Üç ayrı kısımdan müteşekkil Topkapı Sarayı’nın halkın da girebildiği birinci avlusunda devlet daireleri bulunur, ikinci avlusunda Divan-ı Hümâyun toplanır ve merasimler icra olunurdu. Üçüncü avlu padişahın asıl rezidansı olup Enderun mektebi ile Harem-i Hümâyun buradaydı. Dârüssaade (saadet evi) de denilen harem, padişahın ailesiyle beraber yaşadığı yerdi.
Padişahın annesi hayatta ise valide sultan unvanı ile Harem-i Hümâyun’un âmiri olup ayrı tahsisatı, dairesi ve hizmetkârlarıyla bir nevi first lady mevkiindeydi. Halbuki bütün dünyada bu mevki devlet reisinin zevcesine aittir. Bu usul Türk-İslam kültüründe anneye verilen değeri göstermesi bakımından dikkat çekicidir.

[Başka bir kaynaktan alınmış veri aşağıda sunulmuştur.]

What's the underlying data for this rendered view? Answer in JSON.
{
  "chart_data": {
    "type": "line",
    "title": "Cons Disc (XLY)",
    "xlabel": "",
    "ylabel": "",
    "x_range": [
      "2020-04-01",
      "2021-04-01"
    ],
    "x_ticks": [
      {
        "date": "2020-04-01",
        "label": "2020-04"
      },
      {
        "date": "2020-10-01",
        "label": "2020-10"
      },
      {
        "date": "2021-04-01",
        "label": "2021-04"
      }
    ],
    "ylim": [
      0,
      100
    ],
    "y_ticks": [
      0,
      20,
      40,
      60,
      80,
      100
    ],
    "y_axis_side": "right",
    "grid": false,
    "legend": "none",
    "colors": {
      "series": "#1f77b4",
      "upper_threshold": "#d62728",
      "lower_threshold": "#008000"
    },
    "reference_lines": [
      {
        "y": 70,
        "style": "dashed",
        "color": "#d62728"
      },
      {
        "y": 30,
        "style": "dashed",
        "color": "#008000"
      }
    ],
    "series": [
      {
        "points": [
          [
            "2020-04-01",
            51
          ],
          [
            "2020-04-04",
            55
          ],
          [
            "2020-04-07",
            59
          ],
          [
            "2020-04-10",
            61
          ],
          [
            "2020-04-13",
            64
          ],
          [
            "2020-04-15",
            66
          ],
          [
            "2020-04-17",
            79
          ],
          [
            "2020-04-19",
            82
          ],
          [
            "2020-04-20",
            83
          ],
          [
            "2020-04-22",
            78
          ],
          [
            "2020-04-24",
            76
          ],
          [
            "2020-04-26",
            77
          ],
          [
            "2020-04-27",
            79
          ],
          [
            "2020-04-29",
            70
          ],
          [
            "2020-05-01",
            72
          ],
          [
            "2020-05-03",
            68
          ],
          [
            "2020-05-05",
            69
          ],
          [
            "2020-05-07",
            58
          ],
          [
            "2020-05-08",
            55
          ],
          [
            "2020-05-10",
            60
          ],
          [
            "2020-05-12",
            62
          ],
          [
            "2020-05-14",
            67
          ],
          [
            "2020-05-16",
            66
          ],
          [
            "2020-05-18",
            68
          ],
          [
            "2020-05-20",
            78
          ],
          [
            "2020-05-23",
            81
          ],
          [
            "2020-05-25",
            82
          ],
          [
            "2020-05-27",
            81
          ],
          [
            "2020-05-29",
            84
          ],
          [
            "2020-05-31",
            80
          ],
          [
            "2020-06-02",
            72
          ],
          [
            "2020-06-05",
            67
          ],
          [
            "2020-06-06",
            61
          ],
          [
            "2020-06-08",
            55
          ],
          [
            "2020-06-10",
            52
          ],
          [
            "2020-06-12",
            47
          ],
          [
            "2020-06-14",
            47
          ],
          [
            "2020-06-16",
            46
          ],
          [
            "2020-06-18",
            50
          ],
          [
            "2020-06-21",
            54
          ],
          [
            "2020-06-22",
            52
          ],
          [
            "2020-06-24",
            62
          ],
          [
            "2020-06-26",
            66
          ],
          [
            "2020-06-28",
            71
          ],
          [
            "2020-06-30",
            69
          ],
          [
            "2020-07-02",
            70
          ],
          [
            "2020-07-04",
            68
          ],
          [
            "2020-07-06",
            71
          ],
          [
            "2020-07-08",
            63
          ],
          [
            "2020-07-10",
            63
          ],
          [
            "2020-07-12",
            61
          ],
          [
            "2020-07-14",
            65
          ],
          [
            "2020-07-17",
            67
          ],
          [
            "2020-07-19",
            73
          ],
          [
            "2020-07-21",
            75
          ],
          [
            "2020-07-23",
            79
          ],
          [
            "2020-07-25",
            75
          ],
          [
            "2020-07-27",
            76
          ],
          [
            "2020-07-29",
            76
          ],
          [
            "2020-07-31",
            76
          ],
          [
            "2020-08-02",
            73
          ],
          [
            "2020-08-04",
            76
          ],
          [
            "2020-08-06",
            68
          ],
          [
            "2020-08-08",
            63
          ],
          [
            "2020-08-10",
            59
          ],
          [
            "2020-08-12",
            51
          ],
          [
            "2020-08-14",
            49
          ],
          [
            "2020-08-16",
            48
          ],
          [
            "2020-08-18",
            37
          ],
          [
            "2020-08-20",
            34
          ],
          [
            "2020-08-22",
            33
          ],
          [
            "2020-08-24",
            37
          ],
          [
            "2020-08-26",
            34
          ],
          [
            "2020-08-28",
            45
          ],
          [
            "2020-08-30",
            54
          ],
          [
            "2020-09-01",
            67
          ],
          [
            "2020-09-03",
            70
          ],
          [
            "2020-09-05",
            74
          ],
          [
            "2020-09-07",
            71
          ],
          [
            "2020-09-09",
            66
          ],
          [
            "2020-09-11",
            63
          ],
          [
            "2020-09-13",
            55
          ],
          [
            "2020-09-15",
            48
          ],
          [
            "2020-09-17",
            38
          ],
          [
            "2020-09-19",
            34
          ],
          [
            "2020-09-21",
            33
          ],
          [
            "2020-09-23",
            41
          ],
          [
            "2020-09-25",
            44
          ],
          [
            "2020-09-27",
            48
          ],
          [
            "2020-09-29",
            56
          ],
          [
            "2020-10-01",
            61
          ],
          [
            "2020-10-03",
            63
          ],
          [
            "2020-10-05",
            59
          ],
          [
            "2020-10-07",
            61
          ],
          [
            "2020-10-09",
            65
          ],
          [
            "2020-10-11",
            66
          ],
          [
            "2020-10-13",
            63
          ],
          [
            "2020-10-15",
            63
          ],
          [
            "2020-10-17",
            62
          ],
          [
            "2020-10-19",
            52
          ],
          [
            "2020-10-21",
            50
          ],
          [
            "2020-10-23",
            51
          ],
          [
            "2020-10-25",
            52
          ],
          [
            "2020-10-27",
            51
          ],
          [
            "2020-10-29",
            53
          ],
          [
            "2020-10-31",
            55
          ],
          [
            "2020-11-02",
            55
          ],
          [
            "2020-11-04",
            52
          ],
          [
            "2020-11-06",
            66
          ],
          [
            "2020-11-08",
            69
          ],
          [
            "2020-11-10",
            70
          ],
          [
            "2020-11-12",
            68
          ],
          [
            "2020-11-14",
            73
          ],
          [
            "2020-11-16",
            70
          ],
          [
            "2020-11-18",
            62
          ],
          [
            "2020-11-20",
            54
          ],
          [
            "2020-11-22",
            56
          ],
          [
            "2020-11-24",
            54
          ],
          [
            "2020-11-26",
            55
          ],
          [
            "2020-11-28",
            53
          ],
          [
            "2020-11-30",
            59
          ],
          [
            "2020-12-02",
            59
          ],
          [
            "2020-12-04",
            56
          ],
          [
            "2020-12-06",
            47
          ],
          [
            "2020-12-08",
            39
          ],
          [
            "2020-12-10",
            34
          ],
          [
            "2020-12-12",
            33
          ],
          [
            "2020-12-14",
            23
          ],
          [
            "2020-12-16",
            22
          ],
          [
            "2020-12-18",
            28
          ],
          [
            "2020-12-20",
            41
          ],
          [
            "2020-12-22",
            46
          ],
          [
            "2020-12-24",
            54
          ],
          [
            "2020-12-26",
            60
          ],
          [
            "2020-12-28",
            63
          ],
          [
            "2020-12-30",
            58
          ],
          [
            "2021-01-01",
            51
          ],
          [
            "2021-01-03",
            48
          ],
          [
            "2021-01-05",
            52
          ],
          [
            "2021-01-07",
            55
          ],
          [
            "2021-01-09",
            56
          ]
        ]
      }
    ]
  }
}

Valide sultanlar umumiyetle padişahın en yakın müşavirlerindendir. Tedbirli hareket ve görüşleriyle buhranlı devirlerin atlatılmasında ehemmiyetli rol oynamışlardır. Mesela küçük yaşta padişah olan Sultan IV. Mehmed’in annesi ve naibesi Hatice Turhan Valide Sultan, Köprülü Mehmed Paşa gibi liyakatli bir vezirin sadrazamlığa tayinini temin ederek memleketi mutlak bir felaketten döndürmüştür. Padişah ailesinin bütün fertleri gibi valide sultanlar da ülkenin en ücra köşelerini, yaptırdıkları sayısız hayır eserleri (cami, mescit, imaret, hastane, çeşme, sebil, medrese, sıbyan mektebi, kervansaray) ile donatmışlardır.